In Germany, the DLR Institute of Aerospace Medicine at the German Aerospace Center (DLR) in Cologne is studying the radiation levels astronauts will encounter as well and trying to develop ways to ward off DNA damage, said Dr. Christine E. Hellweg, head of Radiation Biology at the Institute. She mentioned earlier cataract formation in the eye lens as another radiation risk.
A second source of eye damage caused by space travel has been studied extensively by UT Southwestern’s Dr. Benjamin Levine, Professor of Internal Medicine and Director of the Institute for Exercise and Environmental Medicine, a collaboration between UT Southwestern and Texas Health Presbyterian Hospital Dallas.

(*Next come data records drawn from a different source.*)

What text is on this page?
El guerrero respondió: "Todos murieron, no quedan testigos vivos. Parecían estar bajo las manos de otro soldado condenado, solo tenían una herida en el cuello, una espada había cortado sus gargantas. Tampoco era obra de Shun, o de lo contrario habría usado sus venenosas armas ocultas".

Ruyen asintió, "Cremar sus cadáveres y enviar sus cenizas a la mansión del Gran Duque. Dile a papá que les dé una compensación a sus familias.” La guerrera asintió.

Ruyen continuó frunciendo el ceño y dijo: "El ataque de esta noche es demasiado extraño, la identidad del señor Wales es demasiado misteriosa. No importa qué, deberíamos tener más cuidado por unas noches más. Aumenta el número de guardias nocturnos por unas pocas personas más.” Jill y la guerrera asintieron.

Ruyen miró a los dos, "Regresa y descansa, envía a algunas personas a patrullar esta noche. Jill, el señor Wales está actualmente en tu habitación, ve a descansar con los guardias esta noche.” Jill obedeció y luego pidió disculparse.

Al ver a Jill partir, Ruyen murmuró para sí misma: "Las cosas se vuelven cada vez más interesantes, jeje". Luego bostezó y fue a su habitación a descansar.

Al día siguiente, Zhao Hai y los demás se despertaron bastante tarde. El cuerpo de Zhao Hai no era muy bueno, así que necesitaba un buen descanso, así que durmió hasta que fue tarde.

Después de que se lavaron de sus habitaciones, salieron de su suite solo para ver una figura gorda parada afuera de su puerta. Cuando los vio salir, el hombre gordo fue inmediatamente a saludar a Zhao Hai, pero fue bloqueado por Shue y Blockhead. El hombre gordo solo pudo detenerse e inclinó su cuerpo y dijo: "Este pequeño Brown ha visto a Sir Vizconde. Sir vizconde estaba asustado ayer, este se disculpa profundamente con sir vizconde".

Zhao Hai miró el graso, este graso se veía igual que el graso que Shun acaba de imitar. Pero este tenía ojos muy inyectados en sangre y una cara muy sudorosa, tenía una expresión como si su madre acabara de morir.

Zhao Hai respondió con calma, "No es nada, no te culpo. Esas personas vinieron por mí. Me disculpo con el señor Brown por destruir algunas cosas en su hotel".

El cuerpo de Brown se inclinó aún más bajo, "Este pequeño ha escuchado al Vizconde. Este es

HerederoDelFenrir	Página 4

In addition to radiation’s effects, space’s low- or no-gravity environment causes blood to shift from the lower extremities to the head, resulting in “Puffy Face-Bird Leg Syndrome,” Dr. Levine said. On Earth, gravity pulls downward on the body, lowering pressure inside the skull. In space, without this gravity effect, the increased pressure inside the skull results in gradual changes in the shape of the eyeball and can affect vision. In fact, NASA packs glasses so astronauts can correct for the vision change, Dr. Levine said.

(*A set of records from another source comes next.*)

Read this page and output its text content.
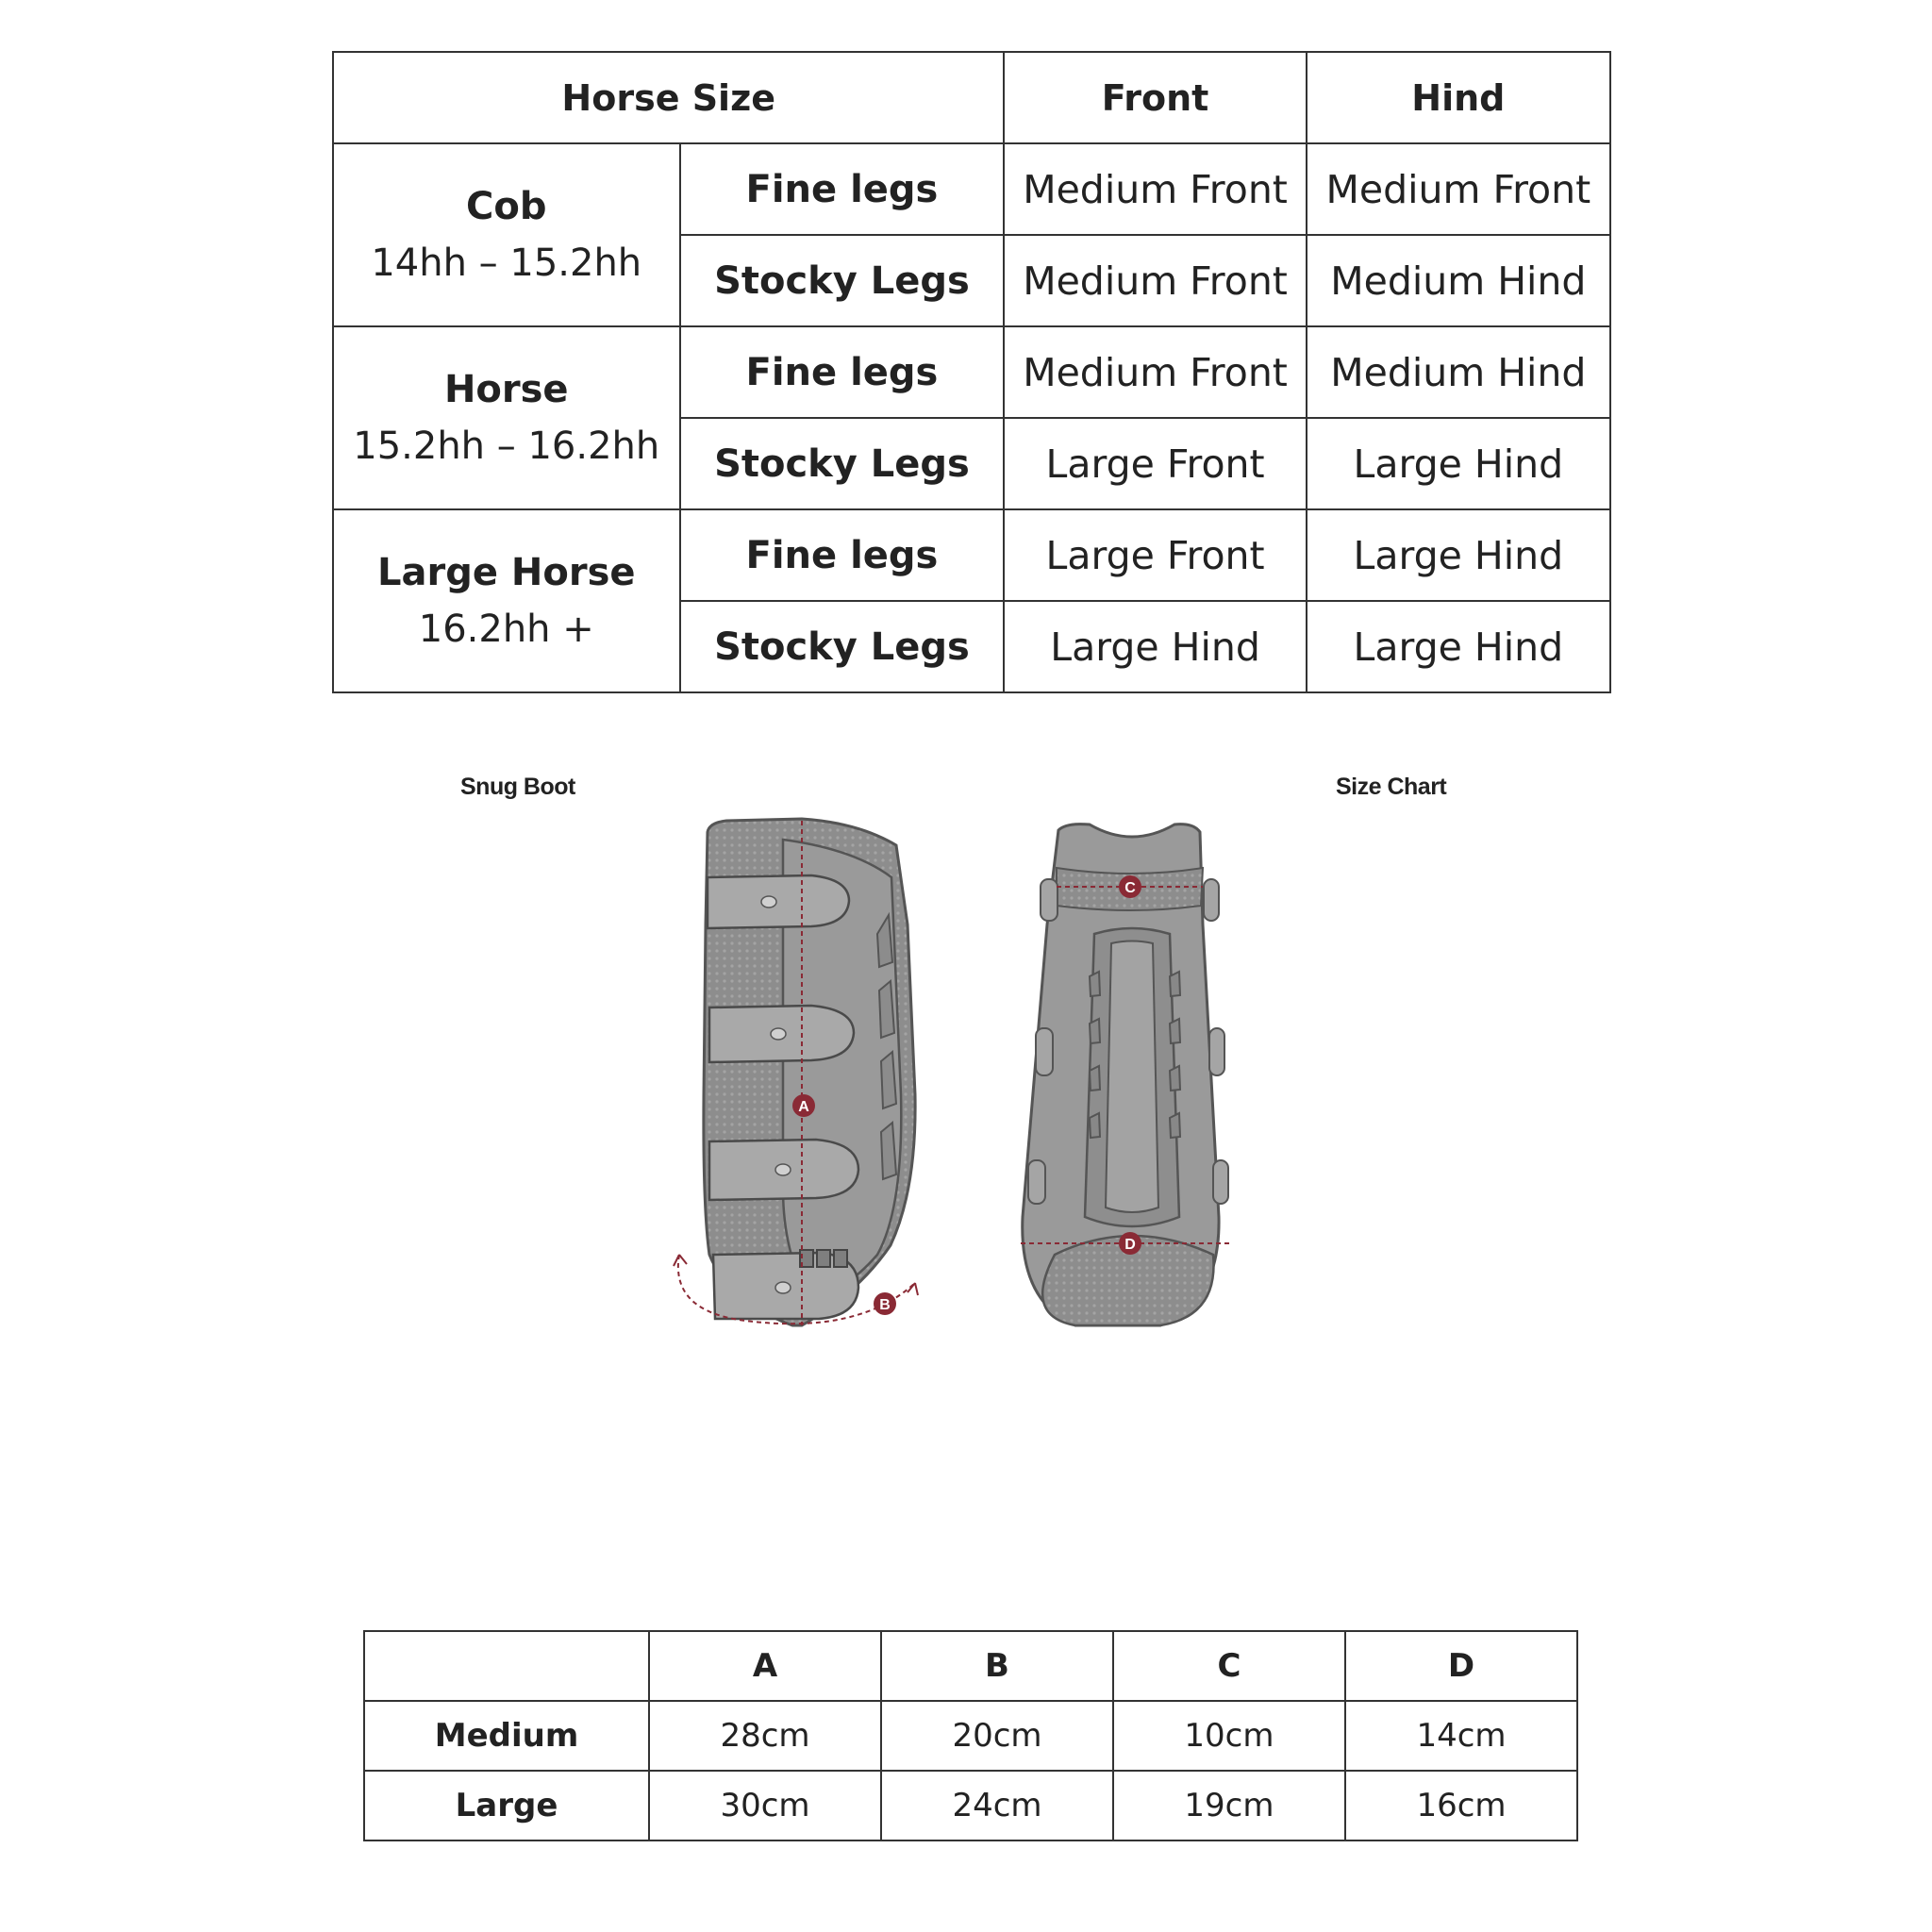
Horse Size		Front	Hind

Cob
14hh – 15.2hh	Fine legs	Medium Front	Medium Front
	Stocky Legs	Medium Front	Medium Hind

Horse
15.2hh – 16.2hh	Fine legs	Medium Front	Medium Hind
	Stocky Legs	Large Front	Large Hind

Large Horse
16.2hh +	Fine legs	Large Front	Large Hind
	Stocky Legs	Large Hind	Large Hind
Snug Boot	Size Chart
A
B
C
D
	A	B	C	D
Medium	28cm	20cm	10cm	14cm
Large	30cm	24cm	19cm	16cm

UT Southwestern has worked with Recreational Equipment Inc. (REI), an outdoor equipment retailer, to design a sleeping bag with a pump that sucks air below the heart to rebalance blood distribution toward the legs and reproduce the normal unloading of the brain that occurs during the upright posture.
When it comes to bone loss, Dr. Jörn Rittweger, head of the Department of Muscle and Bone Metabolism at the DLR Institute of Aerospace Medicine, explained that the stress of moving muscles – not the body’s weight – maintains bone mass. Fortunately, that means exercise can reduce this problem for astronauts, while also maintaining muscle mass and strength and the body’s interior equilibrium, or metabolic milieu intérieur, according to Dr. Rittweger.
Researchers at the symposium also discussed sleep issues in space, as well as the effect of reduced oxygen levels on the heart and brain – and the potential benefits of some of their findings for non-astronauts here on Earth.
And they made clear this is a discussion they want to continue, suggesting joint grant applications and research projects, as well as graduate student exchanges.
“We have identified complementary research interests,” said Dr. Jens Jordan, Head of the DLR Institute of Aerospace Medicine. “We are really interested in building a scientific exchange program. Our goal is to maintain astronauts’ health in space and to apply the knowledge to improve life for patients on Earth.” A special memorandum of understanding between the DLR and UT Southwestern is planned to be signed in early December to cement the relationship.
“This was a unique opportunity to build a relationship between the German Aerospace Center and researchers here at UT Southwestern,” Dr. Levine said.